Is it L-convex?

Matlab, 182 bytes

Idea: Repeat for every 1 in the polyomino matrix:

• Create new matrix with only the given 1 but the rest zero.
• for every 1 in this new matrix (repeat until nothing changes anymore)
  • add 1 as neighbours in x direction if there are 1 as neighbours in the polynomio
• for every 1 in this new matrix (repeat until nothing changes anymore)
  • add 1 as neighbours in x direction if there are 1 as neighbours in the polynomio

Now 1 in the new matrix should cover all 1 in the polynomio-matrix that are reachable from the given starting point by first going in x-direction and then in y-direction. Now we can repeat the same process but with first going into y-direction and then in x-direction. Now every 1 of the polyomino matrix should be reached at once or both times. If not, then we have found a position in the polynomio matrix that cannot be reached from every other position by an L-path.

Golfed:

function r=f(a);[i,j,b]=find(a);N=nnz(i);r=1;for k=1:N;K=1:3;for l=1:2;c=b;b=a*0;b(i(k),j(k))=1;for z=1:2*N; b=conv2(b+0,K,'s')&a;if z==N;K=K';end;end;end;r=r*all(b(:)|c(:)>=a(:));end

With comments:

function r=codegolf_L_convex(a);
%a=[0,1;1,1];
[i,j,b]=find(a);%b just needs to be initialized, does not really mattter
N=nnz(i);%number of ones in the matrix
r=1;%return value
for k=1:N;%go throu all '1' in the matrix
    %expand that pixel in x dir:
    K=1:3;%convolution kernel (just three positive values needed)
    for l=1:2;%first horizontal->vertical then vertical->horizontal
        c=b;%backup for considering both runs
        b=a*0;
        b(i(k),j(k))=1; %set the seed
        for z=1:2*N;     
            b=conv2(b+0,K,'s')&a; %expand the seed horizontally (or vertically for the second half) but only within the polyomino
            if z==N;
                K=K'; %change horizontal/vertical 
            end;
        end;
    end;
    r=r*all(b(:)|c(:)>=a(:));%check whether we can really reach every point
end

Test cases script:

disp('all false -------------');
a=[0,1;1,0];
f(a)
a=[1,1,1;1,0,1;1,1,1];
f(a)
a=[1,1,0,1;1,1,1,1;1,1,1,0];
f(a)
a=[1,1,0,0;1,0,0,0;0,0,1,1];
f(a)
a=[0,1,1,0,0;1,1,1,1,0;0,1,1,1,0;0,0,1,1,0];
f(a)
a=[0,1,1,0,0,0;0,1,1,1,1,0;0,0,1,1,1,1];
f(a)
 disp('all true +++++++++++++');
a=[1];
f(a)
a=[0,1;1,1];
f(a)
a=[0,1,0;1,1,1;0,1,0];
f(a)
a=[0,0,1;0,1,1;1,1,1];
f(a)
a=[1,1,1,0,0;1,1,1,1,0;0,1,1,0,0;0,1,0,0,0];
f(a)
a=[0,1,1,0,0,0;0,1,1,0,0,0;1,1,1,1,0,0;1,1,1,1,1,1;0,0,1,0,0,0];
f(a)

Snails, 45 24

&
!{\1t\1!{o\1,nf\1,!.!~

Right after posting my initial solution, I realized there was a much better way. The original program traveled around the square formed by the paths between two 1s, testing for the presence of a 0 in each pair of sides. It also had to have a special case for straight line paths. The new version starts by teleporting from one 1 to the other, and testing for the absence of a straight or L-shaped path of 1s back to the start.

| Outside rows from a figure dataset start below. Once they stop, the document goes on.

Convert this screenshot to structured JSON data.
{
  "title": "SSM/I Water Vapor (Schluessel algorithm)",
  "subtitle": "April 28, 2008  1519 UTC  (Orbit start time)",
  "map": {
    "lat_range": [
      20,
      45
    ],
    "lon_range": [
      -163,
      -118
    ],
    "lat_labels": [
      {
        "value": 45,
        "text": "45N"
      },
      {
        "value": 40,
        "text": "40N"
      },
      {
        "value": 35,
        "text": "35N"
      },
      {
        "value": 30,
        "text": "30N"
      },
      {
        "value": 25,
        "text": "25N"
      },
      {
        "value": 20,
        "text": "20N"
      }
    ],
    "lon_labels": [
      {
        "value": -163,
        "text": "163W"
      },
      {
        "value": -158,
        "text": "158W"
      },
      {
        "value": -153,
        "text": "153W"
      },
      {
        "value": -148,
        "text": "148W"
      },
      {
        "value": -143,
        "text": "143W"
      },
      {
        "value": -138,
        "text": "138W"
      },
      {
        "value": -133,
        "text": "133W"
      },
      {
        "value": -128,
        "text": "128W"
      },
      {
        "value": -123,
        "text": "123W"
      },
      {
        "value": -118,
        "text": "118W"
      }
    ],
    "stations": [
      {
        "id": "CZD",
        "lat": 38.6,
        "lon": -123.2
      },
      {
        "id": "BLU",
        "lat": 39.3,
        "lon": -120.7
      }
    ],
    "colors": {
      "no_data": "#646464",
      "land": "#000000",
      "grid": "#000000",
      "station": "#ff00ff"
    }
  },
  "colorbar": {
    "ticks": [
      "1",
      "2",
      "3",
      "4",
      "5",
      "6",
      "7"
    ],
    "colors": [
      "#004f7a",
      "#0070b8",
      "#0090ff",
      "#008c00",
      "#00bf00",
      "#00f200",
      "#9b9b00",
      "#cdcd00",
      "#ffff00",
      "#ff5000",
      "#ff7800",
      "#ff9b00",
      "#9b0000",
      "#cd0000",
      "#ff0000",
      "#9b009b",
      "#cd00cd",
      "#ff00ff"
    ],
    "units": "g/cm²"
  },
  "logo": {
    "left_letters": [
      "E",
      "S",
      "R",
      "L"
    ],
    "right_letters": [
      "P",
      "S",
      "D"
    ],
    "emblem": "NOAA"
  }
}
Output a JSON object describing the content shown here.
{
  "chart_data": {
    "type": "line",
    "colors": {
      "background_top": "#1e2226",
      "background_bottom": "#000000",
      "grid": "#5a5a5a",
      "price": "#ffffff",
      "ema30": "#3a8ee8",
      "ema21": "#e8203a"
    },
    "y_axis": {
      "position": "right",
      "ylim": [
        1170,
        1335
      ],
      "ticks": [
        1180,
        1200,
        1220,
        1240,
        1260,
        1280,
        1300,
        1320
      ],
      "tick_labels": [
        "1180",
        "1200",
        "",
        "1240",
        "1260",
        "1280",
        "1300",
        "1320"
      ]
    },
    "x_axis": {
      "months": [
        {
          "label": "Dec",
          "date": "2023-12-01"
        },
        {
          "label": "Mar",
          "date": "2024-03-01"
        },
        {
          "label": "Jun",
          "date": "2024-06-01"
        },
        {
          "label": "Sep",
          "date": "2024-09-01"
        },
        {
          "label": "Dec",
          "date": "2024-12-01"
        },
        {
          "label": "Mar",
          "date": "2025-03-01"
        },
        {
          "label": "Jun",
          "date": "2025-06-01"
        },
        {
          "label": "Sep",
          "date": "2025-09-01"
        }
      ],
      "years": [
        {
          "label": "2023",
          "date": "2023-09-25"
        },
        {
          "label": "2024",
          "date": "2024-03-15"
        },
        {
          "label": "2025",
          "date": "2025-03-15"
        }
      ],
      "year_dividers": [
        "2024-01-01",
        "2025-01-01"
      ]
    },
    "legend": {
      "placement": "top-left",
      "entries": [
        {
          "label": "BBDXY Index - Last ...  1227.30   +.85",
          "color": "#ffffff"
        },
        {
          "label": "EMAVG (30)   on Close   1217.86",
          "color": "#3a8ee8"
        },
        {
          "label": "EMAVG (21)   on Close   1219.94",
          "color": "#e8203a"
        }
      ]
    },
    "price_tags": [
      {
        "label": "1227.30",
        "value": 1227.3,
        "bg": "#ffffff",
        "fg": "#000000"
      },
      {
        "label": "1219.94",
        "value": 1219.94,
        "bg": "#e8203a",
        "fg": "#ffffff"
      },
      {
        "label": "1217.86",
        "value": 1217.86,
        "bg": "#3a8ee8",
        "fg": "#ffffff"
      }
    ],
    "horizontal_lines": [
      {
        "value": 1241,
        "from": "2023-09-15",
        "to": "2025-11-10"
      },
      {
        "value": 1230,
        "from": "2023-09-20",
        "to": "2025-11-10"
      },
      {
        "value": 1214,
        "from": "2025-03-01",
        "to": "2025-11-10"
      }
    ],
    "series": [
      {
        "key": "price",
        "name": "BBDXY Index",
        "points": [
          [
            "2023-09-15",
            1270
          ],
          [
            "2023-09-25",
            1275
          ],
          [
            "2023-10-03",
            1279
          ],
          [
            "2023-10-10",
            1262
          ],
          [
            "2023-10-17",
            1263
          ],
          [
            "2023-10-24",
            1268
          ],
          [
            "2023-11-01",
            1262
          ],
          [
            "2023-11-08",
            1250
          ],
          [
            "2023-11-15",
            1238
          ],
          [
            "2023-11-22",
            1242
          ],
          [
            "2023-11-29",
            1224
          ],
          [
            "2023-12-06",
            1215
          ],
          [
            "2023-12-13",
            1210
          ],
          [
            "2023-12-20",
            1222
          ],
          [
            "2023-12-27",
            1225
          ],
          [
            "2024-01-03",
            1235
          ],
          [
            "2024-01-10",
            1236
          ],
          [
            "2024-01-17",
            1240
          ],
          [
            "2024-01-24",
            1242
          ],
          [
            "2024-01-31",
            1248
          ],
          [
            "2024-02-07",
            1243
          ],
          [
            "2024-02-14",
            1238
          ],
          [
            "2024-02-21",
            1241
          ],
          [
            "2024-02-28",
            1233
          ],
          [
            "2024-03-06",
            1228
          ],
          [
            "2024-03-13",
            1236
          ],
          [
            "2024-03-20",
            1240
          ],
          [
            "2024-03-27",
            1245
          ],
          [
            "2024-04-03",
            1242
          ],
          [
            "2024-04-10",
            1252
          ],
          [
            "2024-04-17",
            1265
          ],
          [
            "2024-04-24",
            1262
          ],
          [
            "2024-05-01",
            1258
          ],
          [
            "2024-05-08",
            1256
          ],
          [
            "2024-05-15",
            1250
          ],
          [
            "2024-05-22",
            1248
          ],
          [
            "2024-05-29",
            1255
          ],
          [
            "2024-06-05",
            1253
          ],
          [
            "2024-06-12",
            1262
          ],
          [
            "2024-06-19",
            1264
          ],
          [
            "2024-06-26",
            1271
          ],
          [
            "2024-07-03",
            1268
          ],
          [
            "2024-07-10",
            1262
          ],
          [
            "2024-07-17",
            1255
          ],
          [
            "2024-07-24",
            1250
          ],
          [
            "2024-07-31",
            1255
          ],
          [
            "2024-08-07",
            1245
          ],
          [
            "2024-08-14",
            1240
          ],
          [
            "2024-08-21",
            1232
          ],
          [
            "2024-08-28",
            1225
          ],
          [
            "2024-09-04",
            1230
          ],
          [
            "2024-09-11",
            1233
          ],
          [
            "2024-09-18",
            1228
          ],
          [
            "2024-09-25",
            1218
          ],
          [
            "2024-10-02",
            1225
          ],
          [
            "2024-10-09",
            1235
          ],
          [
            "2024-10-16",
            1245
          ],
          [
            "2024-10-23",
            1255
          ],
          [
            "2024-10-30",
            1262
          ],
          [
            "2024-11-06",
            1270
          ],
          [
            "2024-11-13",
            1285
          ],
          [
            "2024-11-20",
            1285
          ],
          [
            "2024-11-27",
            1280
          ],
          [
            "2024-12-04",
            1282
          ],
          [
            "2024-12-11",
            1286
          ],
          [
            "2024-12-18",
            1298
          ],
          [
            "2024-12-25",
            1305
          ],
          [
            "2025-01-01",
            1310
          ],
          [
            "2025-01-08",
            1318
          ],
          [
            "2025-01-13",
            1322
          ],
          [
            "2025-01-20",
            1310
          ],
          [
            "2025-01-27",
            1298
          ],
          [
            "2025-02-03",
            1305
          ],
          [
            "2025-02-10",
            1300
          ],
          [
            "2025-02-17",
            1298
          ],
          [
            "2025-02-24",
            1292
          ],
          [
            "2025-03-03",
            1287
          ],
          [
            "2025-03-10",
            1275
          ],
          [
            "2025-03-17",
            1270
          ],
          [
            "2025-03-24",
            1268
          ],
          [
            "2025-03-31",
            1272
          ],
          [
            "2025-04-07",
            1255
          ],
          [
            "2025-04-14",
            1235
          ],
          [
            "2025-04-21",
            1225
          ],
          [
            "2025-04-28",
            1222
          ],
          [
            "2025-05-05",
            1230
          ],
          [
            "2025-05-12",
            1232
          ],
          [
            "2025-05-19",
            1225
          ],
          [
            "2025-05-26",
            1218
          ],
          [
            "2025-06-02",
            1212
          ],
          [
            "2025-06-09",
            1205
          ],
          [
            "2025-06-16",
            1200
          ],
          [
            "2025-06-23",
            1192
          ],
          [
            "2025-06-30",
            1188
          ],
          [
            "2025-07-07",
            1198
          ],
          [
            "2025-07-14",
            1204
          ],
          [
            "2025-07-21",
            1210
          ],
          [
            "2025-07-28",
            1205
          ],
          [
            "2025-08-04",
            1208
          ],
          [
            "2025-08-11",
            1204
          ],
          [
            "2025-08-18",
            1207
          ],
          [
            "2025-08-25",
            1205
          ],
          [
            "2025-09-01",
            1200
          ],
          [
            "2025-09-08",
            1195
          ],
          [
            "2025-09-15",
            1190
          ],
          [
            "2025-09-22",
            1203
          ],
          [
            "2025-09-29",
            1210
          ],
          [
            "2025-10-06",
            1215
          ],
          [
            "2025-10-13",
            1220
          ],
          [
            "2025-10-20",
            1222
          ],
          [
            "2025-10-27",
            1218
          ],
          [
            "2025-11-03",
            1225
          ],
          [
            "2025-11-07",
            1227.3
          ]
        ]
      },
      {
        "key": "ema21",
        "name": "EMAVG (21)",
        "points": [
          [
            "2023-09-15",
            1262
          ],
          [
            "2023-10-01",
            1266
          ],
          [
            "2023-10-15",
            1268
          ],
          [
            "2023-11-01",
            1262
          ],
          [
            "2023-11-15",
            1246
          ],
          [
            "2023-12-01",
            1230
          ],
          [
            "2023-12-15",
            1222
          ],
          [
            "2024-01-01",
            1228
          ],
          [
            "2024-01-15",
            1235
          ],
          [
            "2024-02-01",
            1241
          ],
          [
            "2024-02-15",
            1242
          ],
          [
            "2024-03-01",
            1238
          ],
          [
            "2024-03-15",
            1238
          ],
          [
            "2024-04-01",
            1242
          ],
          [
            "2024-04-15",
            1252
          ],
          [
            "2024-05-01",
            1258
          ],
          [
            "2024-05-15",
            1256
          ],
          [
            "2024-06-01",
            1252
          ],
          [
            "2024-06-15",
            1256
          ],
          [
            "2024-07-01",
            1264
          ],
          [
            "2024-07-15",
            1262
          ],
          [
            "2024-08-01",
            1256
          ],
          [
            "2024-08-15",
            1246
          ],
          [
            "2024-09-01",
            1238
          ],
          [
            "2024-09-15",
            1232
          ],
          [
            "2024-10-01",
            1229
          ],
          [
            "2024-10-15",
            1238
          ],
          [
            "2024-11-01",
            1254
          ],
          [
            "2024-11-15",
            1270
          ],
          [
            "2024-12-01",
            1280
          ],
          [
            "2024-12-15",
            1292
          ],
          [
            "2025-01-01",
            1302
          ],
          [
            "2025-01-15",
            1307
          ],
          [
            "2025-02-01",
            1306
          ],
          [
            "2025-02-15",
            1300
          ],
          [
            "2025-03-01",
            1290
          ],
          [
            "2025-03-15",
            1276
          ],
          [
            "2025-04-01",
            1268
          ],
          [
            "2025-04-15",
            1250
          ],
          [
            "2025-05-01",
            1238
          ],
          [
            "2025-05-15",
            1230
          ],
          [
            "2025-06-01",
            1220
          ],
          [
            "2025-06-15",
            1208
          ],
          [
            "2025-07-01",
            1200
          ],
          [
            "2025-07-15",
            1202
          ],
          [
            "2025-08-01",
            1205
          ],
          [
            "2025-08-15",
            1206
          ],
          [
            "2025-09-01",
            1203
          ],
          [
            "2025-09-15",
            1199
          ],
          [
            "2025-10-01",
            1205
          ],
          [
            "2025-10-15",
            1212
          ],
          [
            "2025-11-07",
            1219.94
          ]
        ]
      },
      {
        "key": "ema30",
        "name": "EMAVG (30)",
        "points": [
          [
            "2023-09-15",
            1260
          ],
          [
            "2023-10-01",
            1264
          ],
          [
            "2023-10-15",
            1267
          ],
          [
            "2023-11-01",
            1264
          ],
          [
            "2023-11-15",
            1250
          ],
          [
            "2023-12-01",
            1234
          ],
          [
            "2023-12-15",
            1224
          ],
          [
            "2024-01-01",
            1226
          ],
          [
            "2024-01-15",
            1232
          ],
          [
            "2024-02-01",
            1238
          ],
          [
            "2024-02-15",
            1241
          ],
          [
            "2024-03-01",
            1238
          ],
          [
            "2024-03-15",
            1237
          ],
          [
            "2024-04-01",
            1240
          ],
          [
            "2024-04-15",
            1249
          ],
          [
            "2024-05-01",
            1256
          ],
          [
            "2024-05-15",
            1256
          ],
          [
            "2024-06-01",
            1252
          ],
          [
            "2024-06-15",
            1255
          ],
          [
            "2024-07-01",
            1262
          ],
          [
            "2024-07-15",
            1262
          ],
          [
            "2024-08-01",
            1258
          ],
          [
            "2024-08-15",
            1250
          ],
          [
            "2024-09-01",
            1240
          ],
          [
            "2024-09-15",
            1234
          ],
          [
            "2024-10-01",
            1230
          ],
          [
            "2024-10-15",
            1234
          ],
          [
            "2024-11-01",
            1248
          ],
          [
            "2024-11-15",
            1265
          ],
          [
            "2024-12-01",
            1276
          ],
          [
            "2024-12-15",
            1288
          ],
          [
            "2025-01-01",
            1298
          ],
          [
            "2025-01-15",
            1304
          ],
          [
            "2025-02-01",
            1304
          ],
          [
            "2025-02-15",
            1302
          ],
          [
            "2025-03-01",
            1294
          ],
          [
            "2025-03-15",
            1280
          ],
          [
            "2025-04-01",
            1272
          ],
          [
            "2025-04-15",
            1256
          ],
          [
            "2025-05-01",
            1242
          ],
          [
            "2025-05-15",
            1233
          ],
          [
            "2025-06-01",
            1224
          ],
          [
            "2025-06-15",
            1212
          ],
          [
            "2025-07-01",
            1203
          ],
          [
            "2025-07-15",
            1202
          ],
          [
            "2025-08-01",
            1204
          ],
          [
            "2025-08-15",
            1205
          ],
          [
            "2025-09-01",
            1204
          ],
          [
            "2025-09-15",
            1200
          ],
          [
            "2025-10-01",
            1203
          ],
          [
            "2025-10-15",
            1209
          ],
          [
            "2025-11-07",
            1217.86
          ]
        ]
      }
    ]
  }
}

Mathematica, 129 127 bytes

3>GraphDiameter@Graph[#,#<->#2&@@@Select[#~Tuples~2,!FreeQ[#-#2&@@#,0]&]]&@Position[#,1]&&{#,Thread@#}~FreeQ~{___,1,0..,1,___}&

Explanation:

First, if there is a 0 between two 1s on the same row or column, the array is not L-convex, because we can't connect the two 1s.

After excluding this case, every two 1s on the same row or column can be connected by a straight path. We can generate a graph, whose vertices are the positions of 1s in the array, and edges are pairs of 1s on the same row or column. Then the array is L-convex if and only if the diameter of the graph is less than 3.